Un'altra campana a morto per quel simulacro di democrazia che ancora distingue Hong Kong dalla «madrepatria» (ma sarebbe il caso di parlare di matrigna) cinese. E un altro sinistro avvertimento alla libera Taiwan, con tanto di lista nera per i propugnatori del «separatismo», presidente Tsai in testa. La parola d'ordine di Pechino è «patriottismo», che poi significa fedeltà assoluta al regime rosso fondato settantun anni fa da Mao e di cui Xi Jinping è oggi il capo assoluto e impegnato a seguire le sue orme. E nella ex colonia britannica essere «patrioti», secondo quanto dichiarato ieri dal ministro cinese per le regioni speciali Zhang Xiaoming, significa una cosa sola: impegnarsi alla lealtà alla Repubblica Popolare cinese e alla Basic Law, la legge che regola i rapporti con Pechino.

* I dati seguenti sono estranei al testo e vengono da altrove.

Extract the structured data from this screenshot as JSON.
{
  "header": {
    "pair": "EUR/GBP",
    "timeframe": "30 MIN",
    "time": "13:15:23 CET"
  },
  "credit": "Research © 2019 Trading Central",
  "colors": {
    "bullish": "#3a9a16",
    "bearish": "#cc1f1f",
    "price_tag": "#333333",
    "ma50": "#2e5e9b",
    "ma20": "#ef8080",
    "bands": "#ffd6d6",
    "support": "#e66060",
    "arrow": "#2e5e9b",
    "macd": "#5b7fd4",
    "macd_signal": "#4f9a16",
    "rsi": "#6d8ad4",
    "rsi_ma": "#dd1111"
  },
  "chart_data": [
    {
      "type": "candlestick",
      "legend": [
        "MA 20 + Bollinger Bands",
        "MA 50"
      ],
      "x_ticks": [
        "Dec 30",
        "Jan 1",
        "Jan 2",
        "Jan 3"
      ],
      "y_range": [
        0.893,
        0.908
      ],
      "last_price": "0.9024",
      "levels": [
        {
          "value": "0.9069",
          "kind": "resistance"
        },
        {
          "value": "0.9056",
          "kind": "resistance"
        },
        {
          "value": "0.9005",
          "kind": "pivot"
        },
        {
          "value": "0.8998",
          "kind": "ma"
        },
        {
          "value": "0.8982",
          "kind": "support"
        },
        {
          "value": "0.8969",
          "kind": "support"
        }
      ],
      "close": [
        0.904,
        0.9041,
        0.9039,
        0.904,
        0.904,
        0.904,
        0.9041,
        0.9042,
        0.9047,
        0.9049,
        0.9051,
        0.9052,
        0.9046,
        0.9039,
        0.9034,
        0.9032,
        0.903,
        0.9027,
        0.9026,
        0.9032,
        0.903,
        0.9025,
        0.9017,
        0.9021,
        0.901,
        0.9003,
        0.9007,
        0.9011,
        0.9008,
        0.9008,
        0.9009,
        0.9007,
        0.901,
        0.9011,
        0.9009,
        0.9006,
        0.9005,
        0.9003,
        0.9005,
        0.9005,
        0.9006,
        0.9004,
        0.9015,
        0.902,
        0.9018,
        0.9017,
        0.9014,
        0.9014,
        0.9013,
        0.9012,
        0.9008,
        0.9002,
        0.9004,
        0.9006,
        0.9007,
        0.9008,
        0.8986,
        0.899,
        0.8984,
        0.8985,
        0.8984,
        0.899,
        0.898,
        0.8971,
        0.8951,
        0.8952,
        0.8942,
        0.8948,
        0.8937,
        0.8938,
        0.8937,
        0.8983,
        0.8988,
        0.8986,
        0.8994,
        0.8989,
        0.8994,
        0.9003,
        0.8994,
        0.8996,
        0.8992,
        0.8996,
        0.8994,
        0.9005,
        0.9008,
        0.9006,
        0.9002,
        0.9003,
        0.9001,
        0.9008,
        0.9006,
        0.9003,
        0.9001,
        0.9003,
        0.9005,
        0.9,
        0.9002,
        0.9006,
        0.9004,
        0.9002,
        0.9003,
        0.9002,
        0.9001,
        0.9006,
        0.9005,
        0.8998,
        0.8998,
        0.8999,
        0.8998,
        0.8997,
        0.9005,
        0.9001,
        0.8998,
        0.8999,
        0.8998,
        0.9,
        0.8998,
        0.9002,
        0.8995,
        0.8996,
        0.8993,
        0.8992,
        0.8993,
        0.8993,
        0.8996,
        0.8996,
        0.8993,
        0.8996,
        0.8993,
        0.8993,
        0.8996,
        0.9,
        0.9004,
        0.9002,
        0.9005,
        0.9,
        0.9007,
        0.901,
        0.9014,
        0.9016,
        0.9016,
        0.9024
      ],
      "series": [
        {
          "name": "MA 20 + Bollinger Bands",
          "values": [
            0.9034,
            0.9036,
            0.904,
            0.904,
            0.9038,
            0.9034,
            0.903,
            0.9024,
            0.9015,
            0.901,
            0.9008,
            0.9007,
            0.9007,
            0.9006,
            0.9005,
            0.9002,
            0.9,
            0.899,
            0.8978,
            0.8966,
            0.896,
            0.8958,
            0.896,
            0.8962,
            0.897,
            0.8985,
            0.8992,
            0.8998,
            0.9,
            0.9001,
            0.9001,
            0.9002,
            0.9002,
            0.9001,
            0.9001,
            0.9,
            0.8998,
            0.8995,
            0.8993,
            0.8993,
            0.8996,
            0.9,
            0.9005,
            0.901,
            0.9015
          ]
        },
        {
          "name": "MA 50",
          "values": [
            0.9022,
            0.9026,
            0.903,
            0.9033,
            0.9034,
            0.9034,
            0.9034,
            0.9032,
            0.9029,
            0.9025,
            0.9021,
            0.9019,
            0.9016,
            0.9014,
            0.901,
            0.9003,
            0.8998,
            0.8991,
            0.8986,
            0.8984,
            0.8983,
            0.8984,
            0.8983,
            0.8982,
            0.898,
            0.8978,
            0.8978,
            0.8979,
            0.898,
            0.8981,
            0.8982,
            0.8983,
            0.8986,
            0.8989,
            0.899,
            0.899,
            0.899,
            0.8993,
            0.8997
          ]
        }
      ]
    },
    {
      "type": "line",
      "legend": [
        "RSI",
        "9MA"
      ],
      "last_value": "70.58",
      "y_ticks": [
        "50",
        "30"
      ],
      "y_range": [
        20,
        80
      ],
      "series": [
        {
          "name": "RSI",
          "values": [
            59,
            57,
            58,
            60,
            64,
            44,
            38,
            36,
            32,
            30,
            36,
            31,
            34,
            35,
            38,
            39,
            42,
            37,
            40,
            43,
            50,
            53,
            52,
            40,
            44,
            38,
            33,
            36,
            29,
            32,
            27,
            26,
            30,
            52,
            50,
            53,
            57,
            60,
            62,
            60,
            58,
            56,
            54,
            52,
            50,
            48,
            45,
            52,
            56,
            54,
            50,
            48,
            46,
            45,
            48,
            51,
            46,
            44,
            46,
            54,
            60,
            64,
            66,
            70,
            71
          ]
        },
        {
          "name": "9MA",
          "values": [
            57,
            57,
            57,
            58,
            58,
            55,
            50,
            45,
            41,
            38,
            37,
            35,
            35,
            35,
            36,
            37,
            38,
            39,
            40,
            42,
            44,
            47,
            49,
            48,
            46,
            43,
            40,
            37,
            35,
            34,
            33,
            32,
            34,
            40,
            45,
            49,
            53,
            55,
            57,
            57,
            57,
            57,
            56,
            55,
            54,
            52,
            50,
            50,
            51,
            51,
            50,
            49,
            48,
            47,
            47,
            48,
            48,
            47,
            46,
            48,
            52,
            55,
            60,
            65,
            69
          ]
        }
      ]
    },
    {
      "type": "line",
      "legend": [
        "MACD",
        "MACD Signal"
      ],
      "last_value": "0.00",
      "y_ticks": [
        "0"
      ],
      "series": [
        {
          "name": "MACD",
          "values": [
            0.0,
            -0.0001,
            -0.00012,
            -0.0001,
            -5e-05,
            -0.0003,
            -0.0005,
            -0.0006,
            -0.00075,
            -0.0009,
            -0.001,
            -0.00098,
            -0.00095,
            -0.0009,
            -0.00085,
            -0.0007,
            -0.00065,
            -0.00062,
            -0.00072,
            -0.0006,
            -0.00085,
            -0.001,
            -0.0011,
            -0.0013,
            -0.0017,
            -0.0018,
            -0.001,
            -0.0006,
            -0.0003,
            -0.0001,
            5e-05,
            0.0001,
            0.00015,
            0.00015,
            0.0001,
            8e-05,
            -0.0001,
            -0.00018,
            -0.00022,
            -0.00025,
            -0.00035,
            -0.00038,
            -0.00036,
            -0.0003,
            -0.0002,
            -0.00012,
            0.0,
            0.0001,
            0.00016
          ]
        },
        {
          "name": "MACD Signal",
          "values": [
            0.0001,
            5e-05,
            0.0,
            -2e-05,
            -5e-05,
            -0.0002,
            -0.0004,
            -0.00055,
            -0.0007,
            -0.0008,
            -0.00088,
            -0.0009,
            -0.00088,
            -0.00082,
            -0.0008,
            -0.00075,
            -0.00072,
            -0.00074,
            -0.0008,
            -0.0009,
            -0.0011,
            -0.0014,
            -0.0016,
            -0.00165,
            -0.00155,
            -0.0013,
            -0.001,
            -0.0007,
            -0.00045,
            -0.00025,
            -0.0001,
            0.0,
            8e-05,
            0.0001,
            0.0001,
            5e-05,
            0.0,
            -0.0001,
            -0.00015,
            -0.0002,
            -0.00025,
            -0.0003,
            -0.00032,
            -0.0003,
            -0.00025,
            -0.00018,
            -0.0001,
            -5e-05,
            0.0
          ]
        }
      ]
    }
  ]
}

Zhang ha così ribadito la giustezza, secondo Pechino, della decisione di espellere dal Parlamento di Hong Kong quattro deputati pro democrazia. «Chi è contro la Cina o crea problemi a Hong Kong dev'essere cacciato», ha detto il ministro cinese. Chiunque ancora covasse illusioni è servito: la famosa formula «un Paese due sistemi» cui Pechino è formalmente impegnata fino al 2047 è carta straccia.
Ma non ce n'è solo per una Hong Kong sempre più avviata alla «normalizzazione» imposta dal partito comunista cinese: ce n'è anche per Taiwan, che a differenza dell'ex colonia britannica conserva la propria indipendenza di fatto e soprattutto la fiera intenzione di non cederla senza combattere. Il giornale filocinese di Hong Kong Ta Kung Pao anticipa l'intenzione di Pechino di rendere nota una lista nera di «separatisti» taiwanesi che devono aspettarsi in un prossimo futuro di essere processati da tribunali cinesi per la loro colpa antipatriottica di volere separare l'isola nazionalista dalla Repubblica popolare. In testa a questa lista, che potrebbe essere pubblicata dopo l'insediamento di Joe Biden alla Casa Bianca il prossimo 20 gennaio, ci sarà la presidente taiwanese Tsai Ing-wen.
Pechino aveva pronta la lista da due anni, ma progetta di renderla nota alla fine della presidenza di Donald Trump e dopo che il suo segretario di Stato Mike Pompeo ha ribadito che Taiwan non ha mai fatto parte della Repubblica popolare: una semplice verità storica che a Pechino suona come intollerabile provocazione. La spinosa transizione tra Trump e Biden alla Casa Bianca è un momento delicatissimo per i rapporti già pessimi tra Cina e Stati Uniti. Trump intende accentuare ulteriormente la sua postura di sfida a Xi in questi ultimi due mesi della sua presidenza, in modo da lasciare al suo successore un'eredità difficile da modificare. Ma in questi anni in cui si è trovato nel mirino di un Trump molto ostile, Xi non è certo rimasto all'angolo. Ha, al contrario, giocato una sua partita non solo indurendo il suo regime all'interno e all'esterno, ma anche lavorando a nuovi scenari economici internazionali. Lo dimostra la firma nei giorni scorsi, dopo otto anni di faticosi negoziati, di un'intesa per un'area di libero scambio che legherà Pechino ad altri 14 Paesi dell'Asia-Pacifico, e tra questi giganti come il Giappone, la Corea del Sud e la stessa Australia con cui Xi è pure ai ferri cortissimi a livello politico.
È il rilancio in grande stile del mercantilismo cinese, proprio nel momento in cui gli stessi Giappone e Australia si uniscono con l'India agli Stati Uniti in un embrione di Nato asiatica per difendersi dalle mire espansionistiche di Pechino. Entro fine mese i quattro Paesi terranno le prime manovre navali comuni nella regione. Commerciare va bene, ma a guardia sempre alta.